Maloney-Schwartz says her body image has completely changed since the show first started in 2013. She knows that her body was physically much different then, but says that it’s all part of aging.
“I was just 24 years old,” she says. “I was someone who worked out since high school — I was a cheerleader — and I just always worked out and never thought of it. I gave myself a rest, I quit one gym, and that was probably the wrong time to do that because I was 28 and my body was like, guess what, you can’t do that anymore! But it’s fine, it’s called age. I’m 30 and with every milestone I get to in life I try to embrace it.”
Maloney-Schwartz admits that seeing her body shift was “a little hard” at first, but she’s learned to appreciate her shape.
“I think it’s just accepting change, and accepting that it’s okay,” she says. “Our bodies have done nothing but grow and change and grow some more since we were born. Knowing that it’s okay — I don’t need to look a certain way or I don’t need to be the same size as I was when I was 25.”
These days, Maloney-Schwartz focuses on making “smart choices” with her diet, and going to the gym to feel good — not with a focus on losing weight.
“I now workout because it makes me feel good, and if I lose some lbs. in the process, awesome, but it’s about having the right attitude and a realistic approach,” she says. “I want to enjoy life, and I love food and wine and drinks.
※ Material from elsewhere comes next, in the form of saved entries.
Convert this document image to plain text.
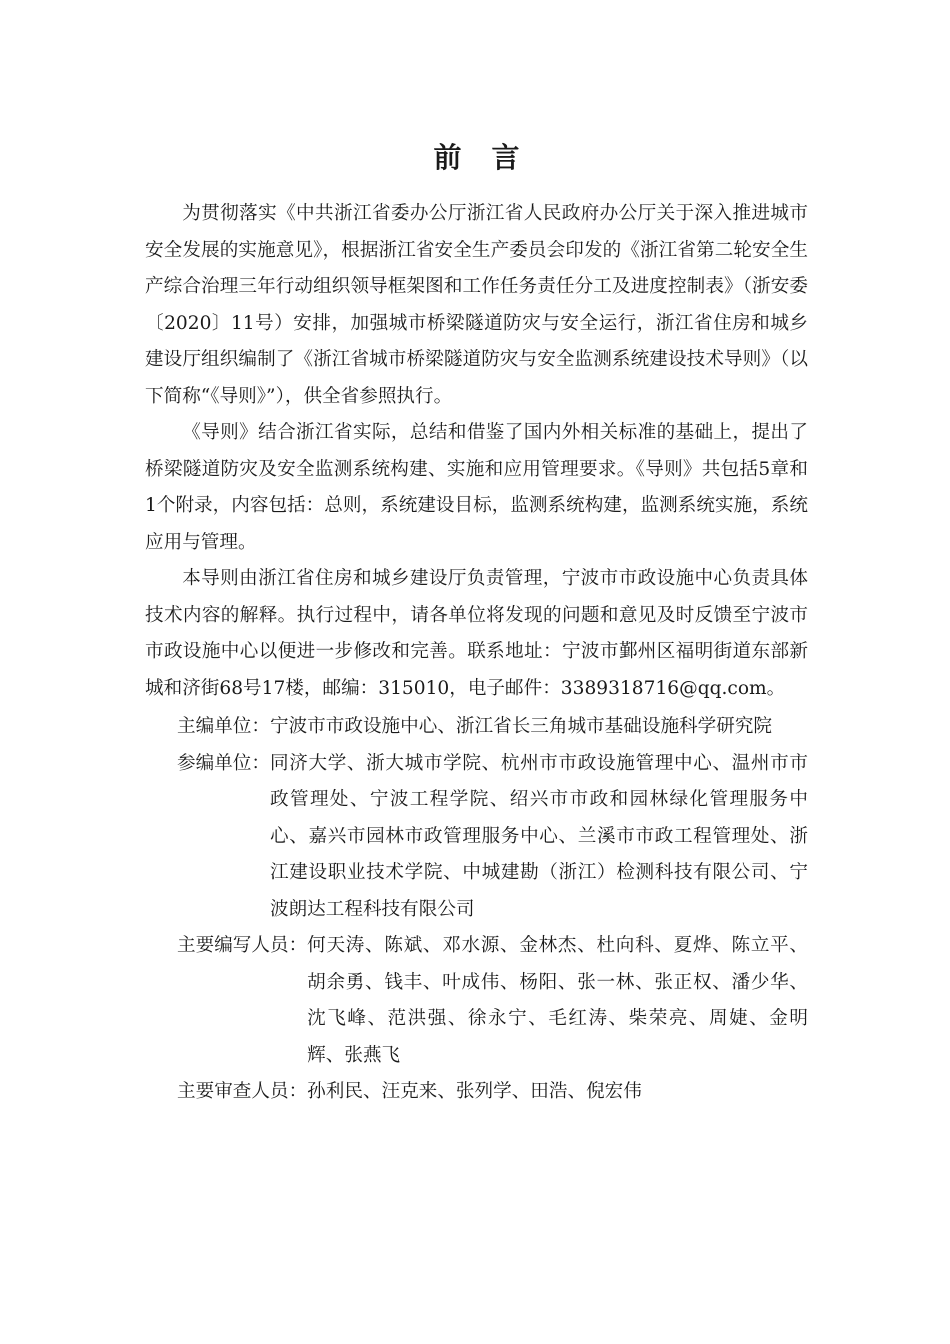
前言

为贯彻落实《中共浙江省委办公厅浙江省人民政府办公厅关于深入推进城市安全发展的实施意见》，根据浙江省安全生产委员会印发的《浙江省第二轮安全生产综合治理三年行动组织领导框架图和工作任务责任分工及进度控制表》（浙安委〔2020〕11号）安排，加强城市桥梁隧道防灾与安全运行，浙江省住房和城乡建设厅组织编制了《浙江省城市桥梁隧道防灾与安全监测系统建设技术导则》（以下简称“《导则》”），供全省参照执行。

《导则》结合浙江省实际，总结和借鉴了国内外相关标准的基础上，提出了桥梁隧道防灾及安全监测系统构建、实施和应用管理要求。《导则》共包括5章和1个附录，内容包括：总则，系统建设目标，监测系统构建，监测系统实施，系统应用与管理。

本导则由浙江省住房和城乡建设厅负责管理，宁波市市政设施中心负责具体技术内容的解释。执行过程中，请各单位将发现的问题和意见及时反馈至宁波市市政设施中心以便进一步修改和完善。联系地址：宁波市鄞州区福明街道东部新城和济街68号17楼，邮编：315010，电子邮件：3389318716@qq.com。

主编单位： 宁波市市政设施中心、浙江省长三角城市基础设施科学研究院
参编单位： 同济大学、浙大城市学院、杭州市市政设施管理中心、温州市市政管理处、宁波工程学院、绍兴市市政和园林绿化管理服务中心、嘉兴市园林市政管理服务中心、兰溪市市政工程管理处、浙江建设职业技术学院、中城建勘（浙江）检测科技有限公司、宁波朗达工程科技有限公司
主要编写人员： 何天涛、陈斌、邓水源、金林杰、杜向科、夏烨、陈立平、胡余勇、钱丰、叶成伟、杨阳、张一林、张正权、潘少华、沈飞峰、范洪强、徐永宁、毛红涛、柴荣亮、周婕、金明辉、张燕飞
主要审查人员： 孙利民、汪克来、张列学、田浩、倪宏伟
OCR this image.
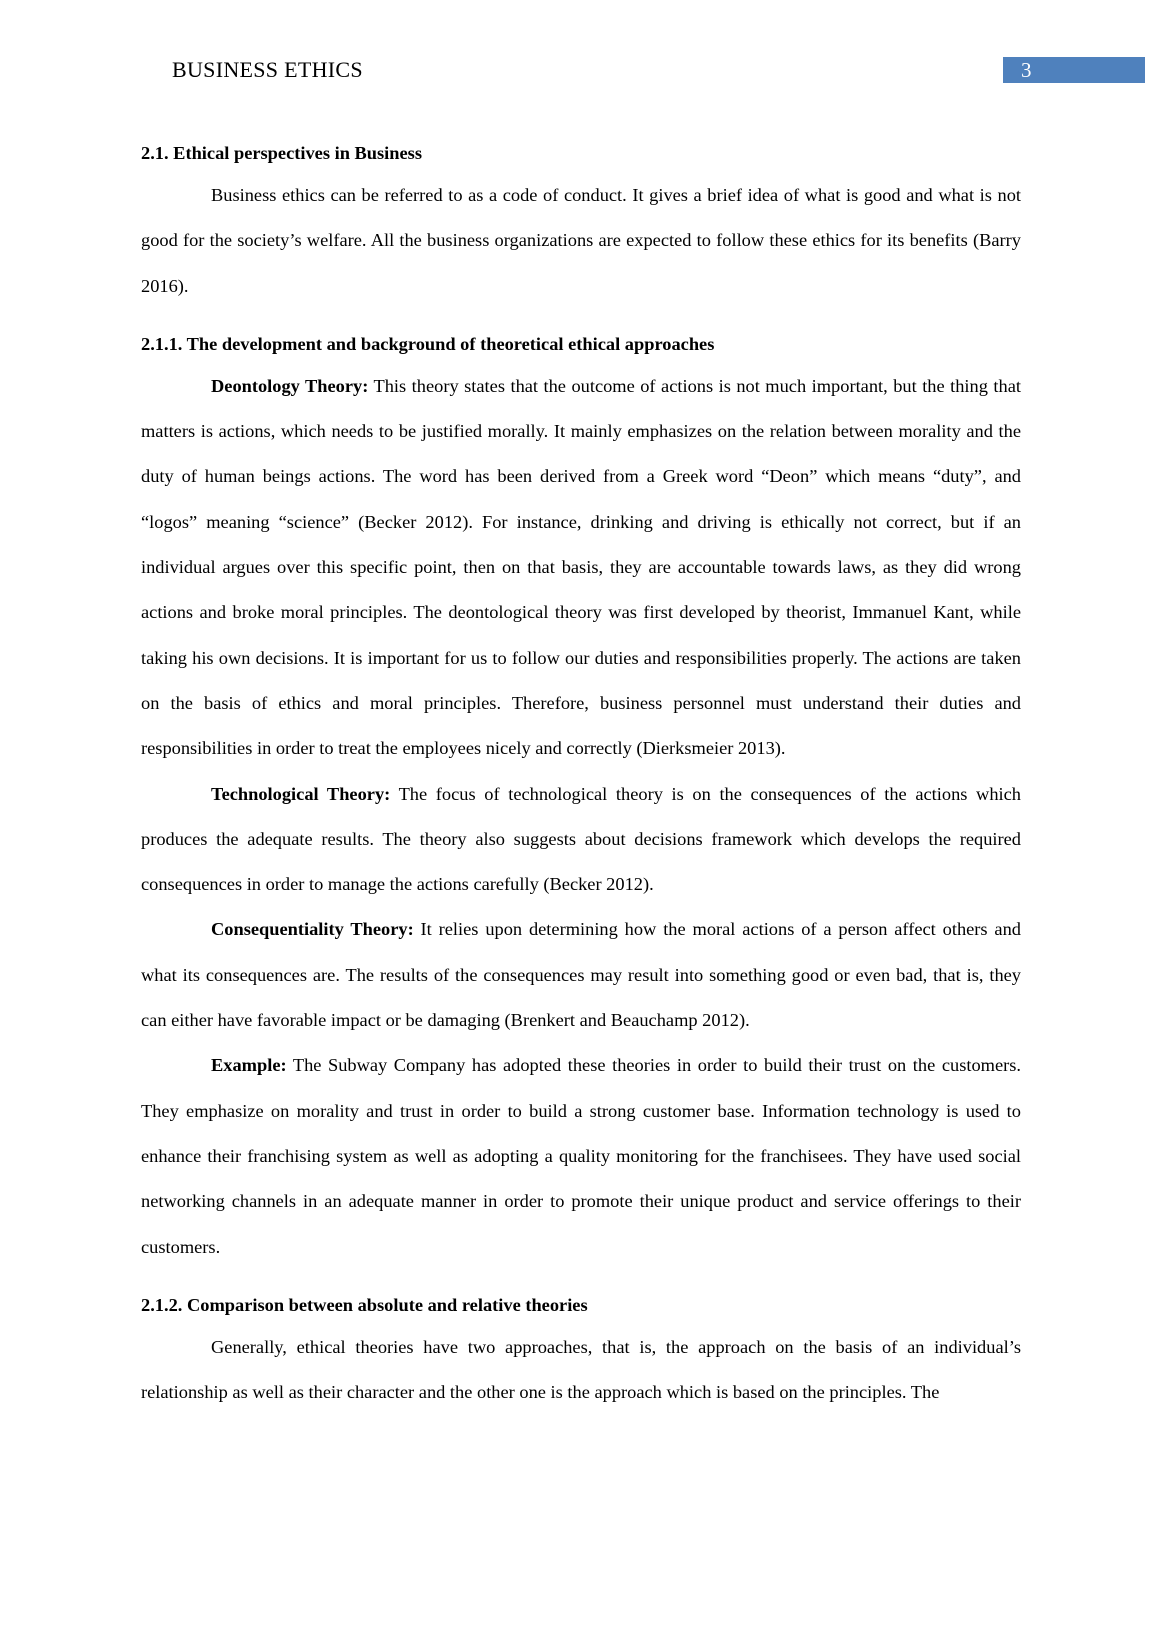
BUSINESS ETHICS	3
2.1. Ethical perspectives in Business

Business ethics can be referred to as a code of conduct. It gives a brief idea of what is good and what is not good for the society’s welfare. All the business organizations are expected to follow these ethics for its benefits (Barry 2016).

2.1.1. The development and background of theoretical ethical approaches

Deontology Theory: This theory states that the outcome of actions is not much important, but the thing that matters is actions, which needs to be justified morally. It mainly emphasizes on the relation between morality and the duty of human beings actions. The word has been derived from a Greek word “Deon” which means “duty”, and “logos” meaning “science” (Becker 2012). For instance, drinking and driving is ethically not correct, but if an individual argues over this specific point, then on that basis, they are accountable towards laws, as they did wrong actions and broke moral principles. The deontological theory was first developed by theorist, Immanuel Kant, while taking his own decisions. It is important for us to follow our duties and responsibilities properly. The actions are taken on the basis of ethics and moral principles. Therefore, business personnel must understand their duties and responsibilities in order to treat the employees nicely and correctly (Dierksmeier 2013).

Technological Theory: The focus of technological theory is on the consequences of the actions which produces the adequate results. The theory also suggests about decisions framework which develops the required consequences in order to manage the actions carefully (Becker 2012).

Consequentiality Theory: It relies upon determining how the moral actions of a person affect others and what its consequences are. The results of the consequences may result into something good or even bad, that is, they can either have favorable impact or be damaging (Brenkert and Beauchamp 2012).

Example: The Subway Company has adopted these theories in order to build their trust on the customers. They emphasize on morality and trust in order to build a strong customer base. Information technology is used to enhance their franchising system as well as adopting a quality monitoring for the franchisees. They have used social networking channels in an adequate manner in order to promote their unique product and service offerings to their customers.

2.1.2. Comparison between absolute and relative theories

Generally, ethical theories have two approaches, that is, the approach on the basis of an individual’s relationship as well as their character and the other one is the approach which is based on the principles. The
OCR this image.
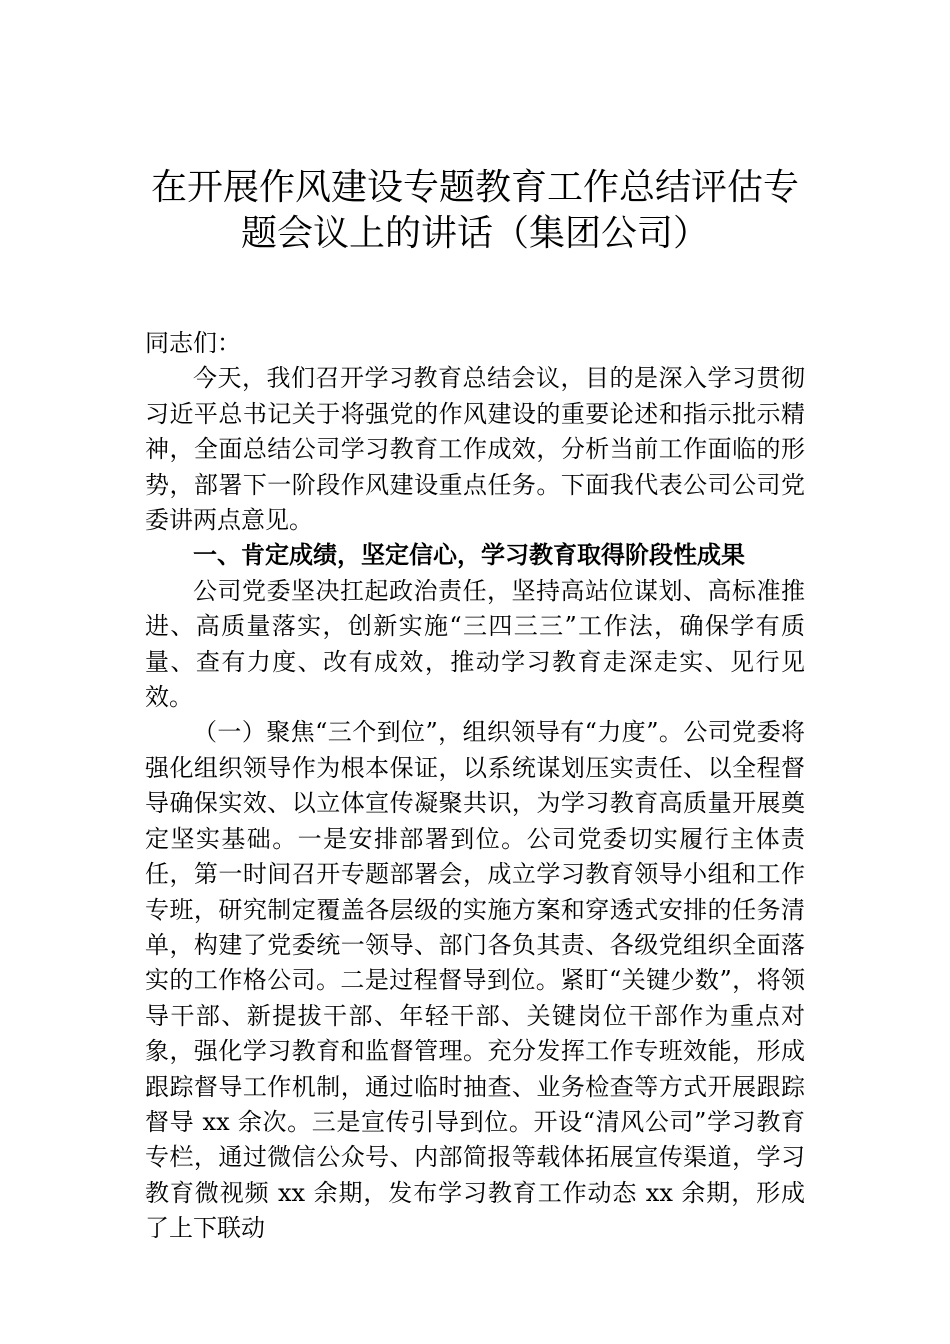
在开展作风建设专题教育工作总结评估专
题会议上的讲话（集团公司）

同志们：

今天，我们召开学习教育总结会议，目的是深入学习贯彻习近平总书记关于将强党的作风建设的重要论述和指示批示精神，全面总结公司学习教育工作成效，分析当前工作面临的形势，部署下一阶段作风建设重点任务。下面我代表公司公司党委讲两点意见。

一、肯定成绩，坚定信心，学习教育取得阶段性成果

公司党委坚决扛起政治责任，坚持高站位谋划、高标准推进、高质量落实，创新实施“三四三三”工作法，确保学有质量、查有力度、改有成效，推动学习教育走深走实、见行见效。

（一）聚焦“三个到位”，组织领导有“力度”。公司党委将强化组织领导作为根本保证，以系统谋划压实责任、以全程督导确保实效、以立体宣传凝聚共识，为学习教育高质量开展奠定坚实基础。一是安排部署到位。公司党委切实履行主体责任，第一时间召开专题部署会，成立学习教育领导小组和工作专班，研究制定覆盖各层级的实施方案和穿透式安排的任务清单，构建了党委统一领导、部门各负其责、各级党组织全面落实的工作格公司。二是过程督导到位。紧盯“关键少数”，将领导干部、新提拔干部、年轻干部、关键岗位干部作为重点对象，强化学习教育和监督管理。充分发挥工作专班效能，形成跟踪督导工作机制，通过临时抽查、业务检查等方式开展跟踪督导 xx 余次。三是宣传引导到位。开设“清风公司”学习教育专栏，通过微信公众号、内部简报等载体拓展宣传渠道，学习教育微视频 xx 余期，发布学习教育工作动态 xx 余期，形成了上下联动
I’m not going to look back at age 75 and say, ‘I wish I would’ve dieted more.’ “
Because at the end of the day, she adds, this is her life to live.
“This is my body and this is the skin I live in, I only get one of them, and as long as I’m trying to make smart choices in terms of diet and being healthy and taking care of my body, it doesn’t matter what size I am,” she says.